Two respected professional associations have collaborated to produce a first-ever compendium of knowledge and skills that competent indoor air quality (IAQ) practitioners should possess. The newly released Body of Knowledge (BoK) document from the Indoor Air Quality Association (IAQA) and the American Industrial Hygiene Association (AIHA) also offers non-experts a glimpse of the wide scope of often interrelated biological, chemical and mechanical system factors that can affect building occupants’ health and well-being.
Competent practitioners are expected to be able to identify and understand the sources contributing to indoor air quality, have the technical skills to measure and assess them, and the ability to implement corrective action. This requires knowledge of science, human health and building systems, as well as the ability to perceive symptoms of sick building syndrome (SBS), mass psychogenic illness (MPI) and building related illness (BRI) and connect them to possible causes.
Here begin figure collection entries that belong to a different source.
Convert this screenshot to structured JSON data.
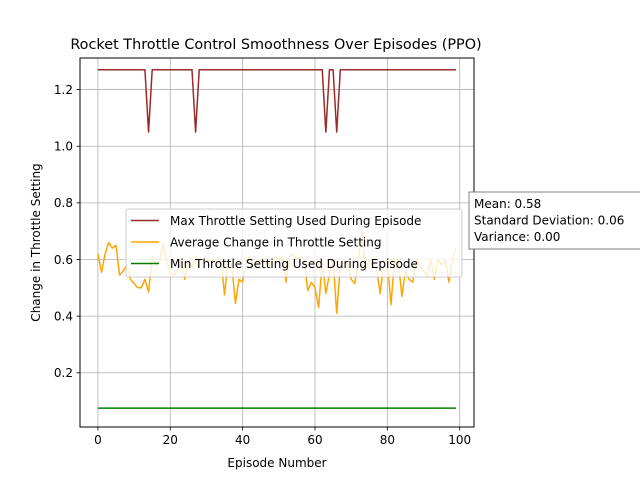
{
  "chart_data": {
    "type": "line",
    "title": "Rocket Throttle Control Smoothness Over Episodes (PPO)",
    "xlabel": "Episode Number",
    "ylabel": "Change in Throttle Setting",
    "xlim": [
      -4.95,
      103.95
    ],
    "ylim": [
      0.0085,
      1.3115
    ],
    "xticks": [
      0,
      20,
      40,
      60,
      80,
      100
    ],
    "yticks": [
      0.2,
      0.4,
      0.6,
      0.8,
      1.0,
      1.2
    ],
    "xtick_labels": [
      "0",
      "20",
      "40",
      "60",
      "80",
      "100"
    ],
    "ytick_labels": [
      "0.2",
      "0.4",
      "0.6",
      "0.8",
      "1.0",
      "1.2"
    ],
    "grid": true,
    "legend_position": "center-right",
    "series": [
      {
        "name": "Max Throttle Setting Used During Episode",
        "color": "#9b2a2a",
        "x": [
          0,
          13,
          14,
          15,
          26,
          27,
          28,
          62,
          63,
          64,
          65,
          66,
          67,
          99
        ],
        "y": [
          1.27,
          1.27,
          1.05,
          1.27,
          1.27,
          1.05,
          1.27,
          1.27,
          1.05,
          1.27,
          1.27,
          1.05,
          1.27,
          1.27
        ]
      },
      {
        "name": "Average Change in Throttle Setting",
        "color": "#ffa500",
        "x": [
          0,
          1,
          2,
          3,
          4,
          5,
          6,
          7,
          8,
          9,
          10,
          11,
          12,
          13,
          14,
          15,
          16,
          17,
          18,
          19,
          20,
          21,
          22,
          23,
          24,
          25,
          26,
          27,
          28,
          29,
          30,
          31,
          32,
          33,
          34,
          35,
          36,
          37,
          38,
          39,
          40,
          41,
          42,
          43,
          44,
          45,
          46,
          47,
          48,
          49,
          50,
          51,
          52,
          53,
          54,
          55,
          56,
          57,
          58,
          59,
          60,
          61,
          62,
          63,
          64,
          65,
          66,
          67,
          68,
          69,
          70,
          71,
          72,
          73,
          74,
          75,
          76,
          77,
          78,
          79,
          80,
          81,
          82,
          83,
          84,
          85,
          86,
          87,
          88,
          89,
          90,
          91,
          92,
          93,
          94,
          95,
          96,
          97,
          98,
          99
        ],
        "y": [
          0.62,
          0.555,
          0.62,
          0.66,
          0.64,
          0.65,
          0.545,
          0.56,
          0.58,
          0.53,
          0.515,
          0.5,
          0.5,
          0.53,
          0.485,
          0.61,
          0.58,
          0.59,
          0.66,
          0.6,
          0.55,
          0.545,
          0.56,
          0.6,
          0.53,
          0.6,
          0.57,
          0.61,
          0.595,
          0.6,
          0.6,
          0.595,
          0.6,
          0.58,
          0.605,
          0.475,
          0.6,
          0.58,
          0.445,
          0.53,
          0.52,
          0.6,
          0.61,
          0.57,
          0.59,
          0.6,
          0.6,
          0.58,
          0.59,
          0.61,
          0.6,
          0.61,
          0.52,
          0.61,
          0.62,
          0.6,
          0.61,
          0.6,
          0.49,
          0.52,
          0.5,
          0.43,
          0.59,
          0.48,
          0.55,
          0.6,
          0.41,
          0.58,
          0.6,
          0.58,
          0.53,
          0.515,
          0.6,
          0.7,
          0.56,
          0.6,
          0.58,
          0.57,
          0.48,
          0.58,
          0.6,
          0.44,
          0.6,
          0.6,
          0.47,
          0.56,
          0.53,
          0.52,
          0.6,
          0.58,
          0.56,
          0.54,
          0.6,
          0.53,
          0.6,
          0.58,
          0.6,
          0.52,
          0.6,
          0.64
        ]
      },
      {
        "name": "Min Throttle Setting Used During Episode",
        "color": "#008000",
        "x": [
          0,
          99
        ],
        "y": [
          0.075,
          0.075
        ]
      }
    ],
    "annotations": [
      "Mean: 0.58",
      "Standard Deviation: 0.06",
      "Variance: 0.00"
    ]
  }
}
“This document will serve as the reference standard for the IAQ field and its practitioners for years to come, and those interested in the field will be able to utilize the BoK as a guideline for their IAQ methods and procedures,” says Donald Weekes, the IAQA’s immediate past president.
“The foundational elements of the final document were built on a thoughtful exchange of perspectives and experiences,” concurs Wane Baker, past chair of AIHA’s indoor environmental quality committee and vice chair of the ASHRAE environmental health committee.
The BoK was developed by a joint technical committee and reviewed by stakeholders from both associations and the broader practice area. IAQA has 20 chapters and more than 2,500 members throughout the United States and Canada. AIHA is a longstanding professional association currently representing approximately 10,000 occupational and environmental health and safety professionals.